Date of this Version

10-13-2024

Keywords

acceleration, collision, ejection, escape, gravity, image, mass, Newton, orbit, planar, scale, self-similar, simulation, statistical theory, trajectory, Valtonen

Abstract

This preliminary study explores statistical prediction of the lifetimes of apparently stable orbits of three particle masses, mutually attracted by gravity in the planar three body problem. Most orbits eventually break up, commonly in an end state with two of the bodies orbiting each other and moving together in one direction, with the third body moving in the opposite direction. Studies of such escape events led to a novel hypothesis, emerging from the intersection of probability, statistics, chaos, and fractal art. Statistical estimates of a constant probability of breakup per unit time allow prediction of the times of breakup of three body systems and can be applied to the open question of whether there are some three-body systems whose lifetimes are infinite. Initial conditions for the planar three body problem can be represented in a multi-dimensional feature space. If all three bodies have zero velocity at time zero and the initial positions of two of the bodies remain constant, variable initial positions of the third body in the plane can be defined in a two-dimensional subspace. In numerical simulations, classical Newtonian accelerations, speeds, and positions of all three bodies are calculated as functions of time. Maps of the plane of initial conditions indicating stable systems (in black) vs. broken systems with escape of one or more bodies unstable (in white) resemble fractals. Presented are a framework and sample calculations to test the hypothesis that there is a constant local probability of breakup per unit of time. This probability is estimated after a fixed simulation duration by sampling the measured proportion of points with stable orbits in several arbitrarily small windows surrounding a particular indexed point in the fractal plane.
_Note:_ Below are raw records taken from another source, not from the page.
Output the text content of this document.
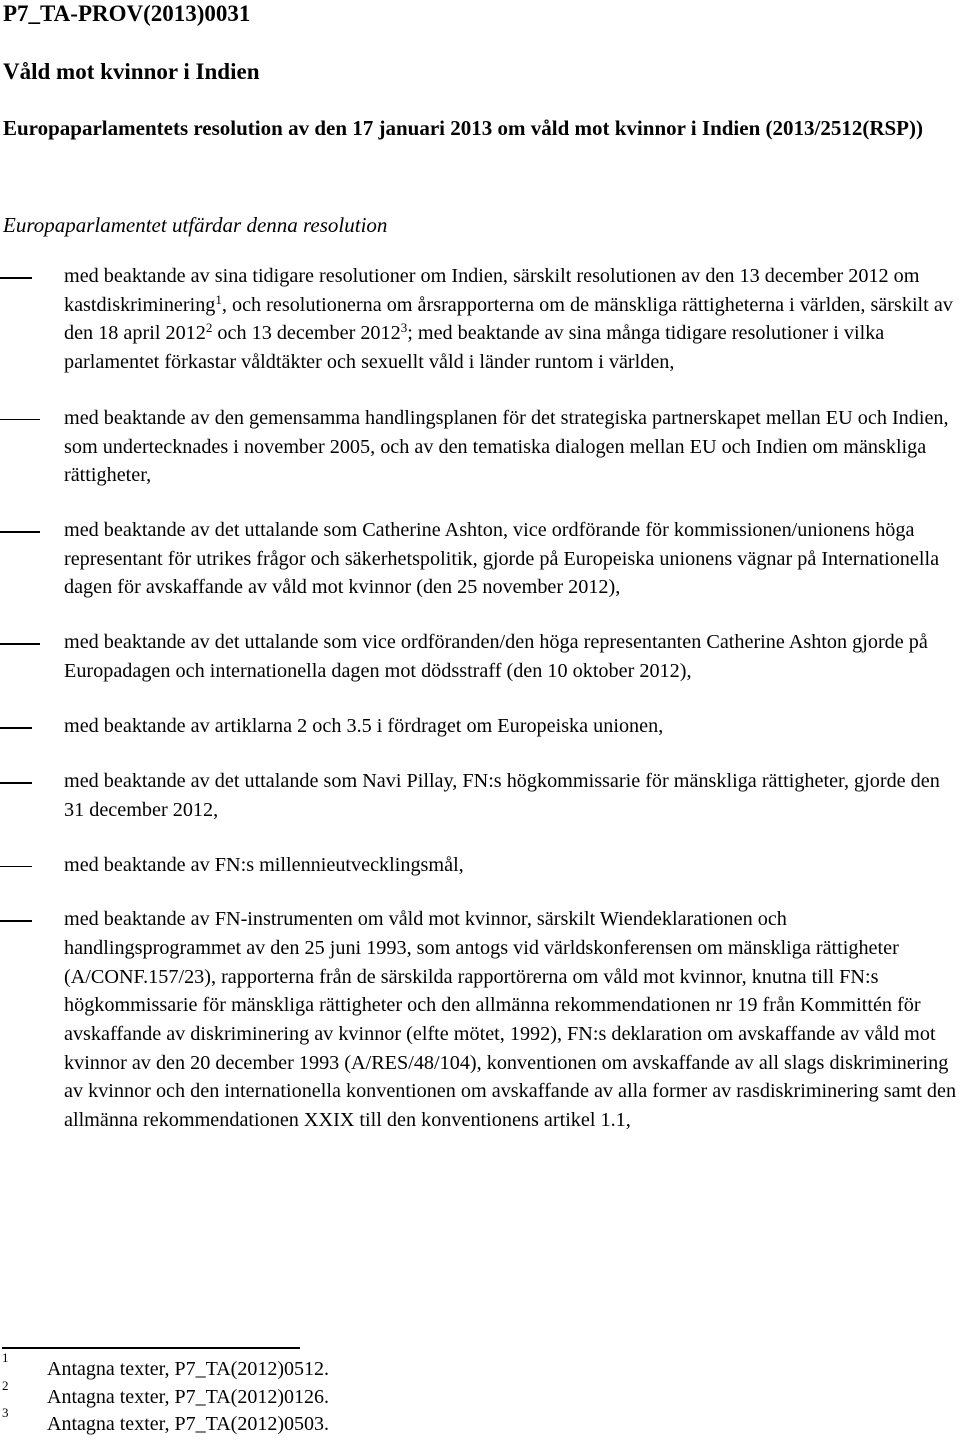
P7_TA-PROV(2013)0031
Våld mot kvinnor i Indien

Europaparlamentets resolution av den 17 januari 2013 om våld mot kvinnor i Indien (2013/2512(RSP))

Europaparlamentet utfärdar denna resolution

med beaktande av sina tidigare resolutioner om Indien, särskilt resolutionen av den 13 december 2012 om kastdiskriminering$^1$, och resolutionerna om årsrapporterna om de mänskliga rättigheterna i världen, särskilt av den 18 april 2012$^2$ och 13 december 2012$^3$; med beaktande av sina många tidigare resolutioner i vilka parlamentet förkastar våldtäkter och sexuellt våld i länder runtom i världen,

med beaktande av den gemensamma handlingsplanen för det strategiska partnerskapet mellan EU och Indien, som undertecknades i november 2005, och av den tematiska dialogen mellan EU och Indien om mänskliga rättigheter,

med beaktande av det uttalande som Catherine Ashton, vice ordförande för kommissionen/unionens höga representant för utrikes frågor och säkerhetspolitik, gjorde på Europeiska unionens vägnar på Internationella dagen för avskaffande av våld mot kvinnor (den 25 november 2012),

med beaktande av det uttalande som vice ordföranden/den höga representanten Catherine Ashton gjorde på Europadagen och internationella dagen mot dödsstraff (den 10 oktober 2012),

med beaktande av artiklarna 2 och 3.5 i fördraget om Europeiska unionen,

med beaktande av det uttalande som Navi Pillay, FN:s högkommissarie för mänskliga rättigheter, gjorde den 31 december 2012,

med beaktande av FN:s millennieutvecklingsmål,

med beaktande av FN-instrumenten om våld mot kvinnor, särskilt Wiendeklarationen och handlingsprogrammet av den 25 juni 1993, som antogs vid världskonferensen om mänskliga rättigheter (A/CONF.157/23), rapporterna från de särskilda rapportörerna om våld mot kvinnor, knutna till FN:s högkommissarie för mänskliga rättigheter och den allmänna rekommendationen nr 19 från Kommittén för avskaffande av diskriminering av kvinnor (elfte mötet, 1992), FN:s deklaration om avskaffande av våld mot kvinnor av den 20 december 1993 (A/RES/48/104), konventionen om avskaffande av all slags diskriminering av kvinnor och den internationella konventionen om avskaffande av alla former av rasdiskriminering samt den allmänna rekommendationen XXIX till den konventionens artikel 1.1,

1
Antagna texter, P7_TA(2012)0512.
2
Antagna texter, P7_TA(2012)0126.
3
Antagna texter, P7_TA(2012)0503.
The measured proportions of stable systems, f(n), vary as a function of the number of time steps, n , such that for a range of window sizes, their mean value f̅(n)  (1−p)n for a small, local probability, p , of breakup per unit of time. Estimated values of p remain nearly constant over many orders of magnitude of sample window size and over a range of simulation durations, n . This constant probability predicts a gradually falling values of the surviving proportions of such systems, f(n), which approach zero as n approaches infinity.